Paranormal Research

Michael Kundu has an interesting article at the Witches’ Voice (sorry, a bit old) discussing the history of paranormal research and some of its contemporary problems.

With the continual application of such poor or sensationalised methodologies, institutional support and funding for legitimate or unique, evidence-based research studies may also be increasingly judged and rejected, as the growing umbrella of amateur and charlatan groups, and media-hungry investigation teams continue to impugn the integrity of the field of paranormal research overall.

It should be understood that televised productions involving paranormal investigations are produced for two primary purposes: 1) for their prime value as highly viewed, pop-culture entertainment, leading to… 2) for their ability to generate significant levels of revenue for their production companies. As such, these programs should never be considered as objective or documentary programming. Pop-culture television series (such as Paranormal World, Scariest Places on Earth, Ghost Hunters International [GHI], etc.) , while maintaining a degree of entertainment value, are, at best, only capable of perpetuating the myths associated with psychical research. In fact, one of the most popular amateur ghost hunting groups engaged in such ‘pulp parapsychology’, the Atlantic Paranormal Society (TAPS) , has been substantively accused of faking broadcast ‘evidence’ [9.] It has also been widely reported that many of these television shows refuse to release raw, unedited stock footage from their investigations to researchers in order for them to examine the material for evidence of fraudulent activities. Despite such groups’ popularity with their audiences, controversies, such as what TAPS and some other groups generate, tend to set back, and diminish the overall integrity of the field.

The incorrect use of devices such as infrared (IR) thermometers and electro-magnetic field (EMF) detectors is also common on such shows. Conclusions are persuasively presented by investigation leaders, based on subjective assessments of recordings or videotapes and personal interpretations, and without legitimately established baseline data or the application of genuinely scientific methodologies; tools are used without any precise understanding of how, or even if, their application has been established to prove the existence of apparitions, or the paranormal in general (assumptions such as ‘increases in magnetic fields or drops in temperature are always associated with the manifestation of an entity’, etc.) , seemingly intentional misrepresentations or events added to the application of artificial and sensational drama are also commonplace.

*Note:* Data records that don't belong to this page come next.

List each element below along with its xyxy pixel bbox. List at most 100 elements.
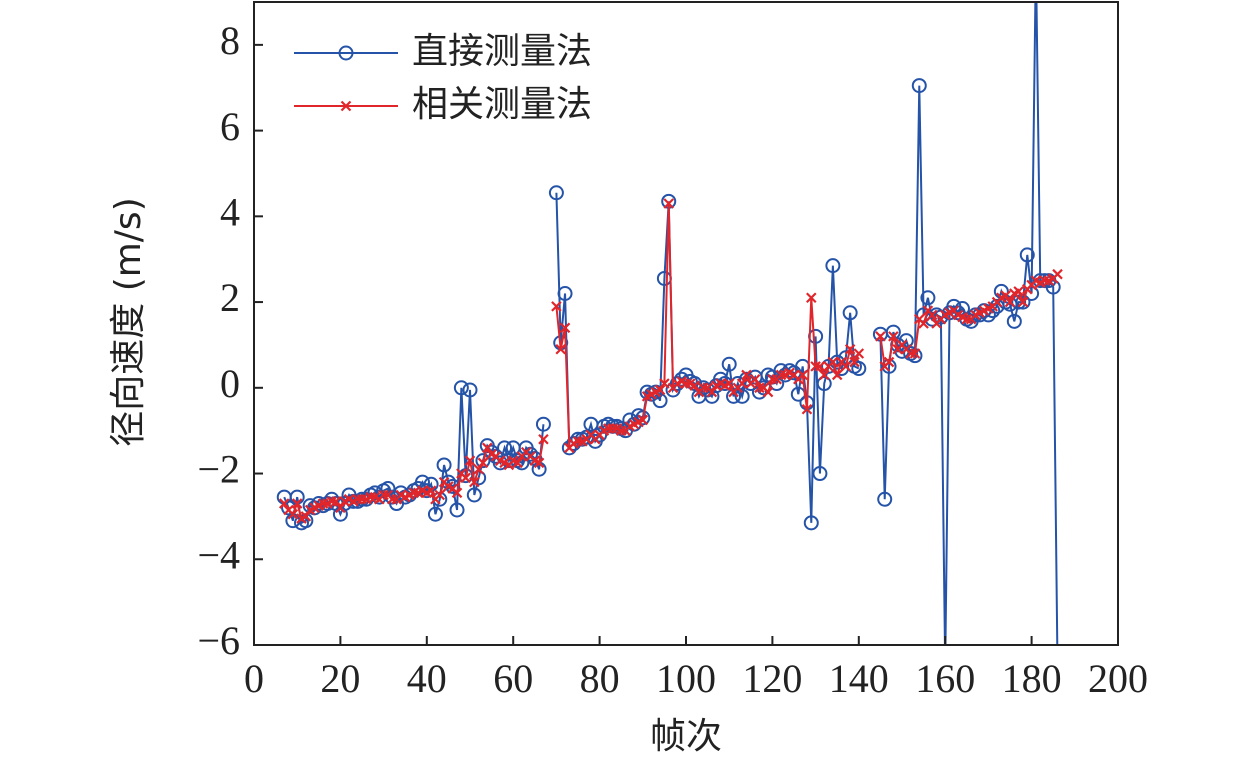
data-point <box>1000 290 1011 301</box>
x-tick-label: 40 <box>407 656 447 701</box>
data-point <box>875 331 886 342</box>
data-point <box>713 371 729 387</box>
data-point <box>592 427 608 443</box>
x-tick-label: 100 <box>656 656 716 701</box>
data-point <box>909 348 921 359</box>
x-tick-label: 120 <box>742 656 802 701</box>
x-tick-label: 20 <box>320 656 360 701</box>
data-point <box>449 502 465 518</box>
y-tick-label: −6 <box>197 618 240 663</box>
data-point <box>557 285 573 301</box>
data-point <box>734 388 750 404</box>
data-point <box>721 356 737 372</box>
y-tick-label: 0 <box>220 361 240 406</box>
data-point <box>905 348 916 359</box>
data-point <box>827 356 839 368</box>
data-point <box>317 498 329 509</box>
data-point <box>602 423 614 434</box>
data-point <box>1039 275 1050 286</box>
data-point <box>533 457 545 469</box>
data-point <box>723 378 735 389</box>
data-point <box>775 369 787 381</box>
legend-marker <box>338 45 354 61</box>
data-point <box>818 369 830 381</box>
data-point <box>300 511 312 522</box>
data-point <box>797 369 808 381</box>
legend-label: 直接测量法 <box>412 31 592 72</box>
data-point <box>473 463 484 475</box>
data-point <box>482 442 493 454</box>
data-point <box>386 493 398 505</box>
data-point <box>663 198 674 209</box>
y-tick-label: −2 <box>197 447 240 492</box>
data-point <box>926 309 938 321</box>
data-point <box>475 453 491 469</box>
x-tick-label: 60 <box>493 656 533 701</box>
data-point <box>1011 294 1027 310</box>
x-tick-label: 80 <box>580 656 620 701</box>
x-tick-label: 180 <box>1002 656 1062 701</box>
data-point <box>659 378 670 389</box>
data-point <box>806 292 817 304</box>
data-point <box>767 373 778 385</box>
data-point <box>674 371 690 387</box>
data-point <box>464 455 476 466</box>
y-tick-label: 6 <box>220 104 240 149</box>
data-point <box>378 489 389 501</box>
plot-area <box>276 2 1063 645</box>
y-tick-label: 2 <box>220 275 240 320</box>
data-point <box>810 361 821 372</box>
data-point <box>555 343 566 355</box>
data-point <box>287 508 299 520</box>
data-point <box>689 380 700 391</box>
data-point <box>512 457 523 469</box>
data-point <box>762 386 774 398</box>
data-point <box>1052 268 1063 280</box>
data-point <box>883 356 895 368</box>
y-axis-label: 径向速度 (m/s) <box>108 197 149 447</box>
data-point <box>365 491 376 503</box>
data-point <box>1045 279 1061 295</box>
data-point <box>427 506 443 522</box>
data-point <box>877 491 893 507</box>
data-point <box>844 343 856 355</box>
data-point <box>920 290 936 306</box>
data-point <box>460 472 471 484</box>
legend-marker <box>340 100 352 112</box>
data-point <box>477 457 489 469</box>
data-point <box>330 496 342 507</box>
y-tick-label: 4 <box>220 190 240 235</box>
data-point <box>1004 296 1016 308</box>
data-point <box>812 466 828 482</box>
data-point <box>453 380 469 396</box>
data-point <box>352 493 363 505</box>
data-point <box>497 440 513 456</box>
y-tick-label: −4 <box>197 532 240 577</box>
axes-frame <box>253 1 1119 646</box>
x-tick-label: 0 <box>244 656 264 701</box>
data-point <box>918 318 929 329</box>
data-point <box>538 433 549 445</box>
data-point <box>434 489 446 501</box>
x-tick-label: 160 <box>915 656 975 701</box>
data-point <box>741 369 752 381</box>
data-point <box>1019 247 1035 263</box>
data-point <box>408 487 420 499</box>
data-point <box>961 313 973 325</box>
data-point <box>680 378 692 389</box>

While these are certainly valid theatrical techniques for increasing viewership interest and publicity ratings, they do serve to, again, diminish the integrity of the field and, in the long run, weaken the public’s belief in, and support for, more rigourous and defined psychical research efforts.

A very thorough analysis and history, and he addresses one of the primary failings of contemporary paranormal research: adherence to proper methodology. It doesn’t matter how compelling your evidence is or how many people witnessed or experiences X event if a skeptic can dismiss everything because your methodology is crap.

Which brings me to what I regard as the most annoying aspect of most modern ghost-hunting groups:

thousands of individuals, hereby charmed, empowered, or inspired by pop-cultural recognition opportunities provided by this ‘neo-clairvoyant’ movement, now profess to know how to sense spirits, to conduct ‘clearings’, or how to ‘channel’ entities and communicate with the departed.

Yes, the requisite “local psychic” who comes along with the investigators to “confirm” their impressions, contact the spirits responsible for the haunting, and send them on their way into the light of the hereafter.

Because as soon as you bring in a psychic you are no longer doing science.

Don’t get me wrong, I’m all for people consulting psychics of good reputation and of people being able to clear nasty things from there homes. I myself have had the occasion to push a particularly nasty thing out of a friends home, which enabled her toddler to sleep through the night. But this should not be the goal of paranormal research. The goal of paranormal research is, well, research, and it should be firmly rooted in scientific methodologies and procedures so that the research and evidence collected is worth the paper it is printed on.

Bring in the Lightworkers(TM) afterward, if you must, but the presence of a psychic at all in a paranormal investigation compromises the validity and worth or all data collected.

And  therein lies an underlying conceptual problem that I have observed in most paranormal research: audience. Who is this research for? Research of this magnitude should be aimed at the scientific community, and given that they don’t seem to regard it with much seriousness, it is essential that researchers adhere strictly to procedural norms. The problem is that most of this kind of research is aimed instead at newagers and other paranormal researchers, who don’t care about such rigors. And that lack of methodology invalidates all of the work that such researchers do.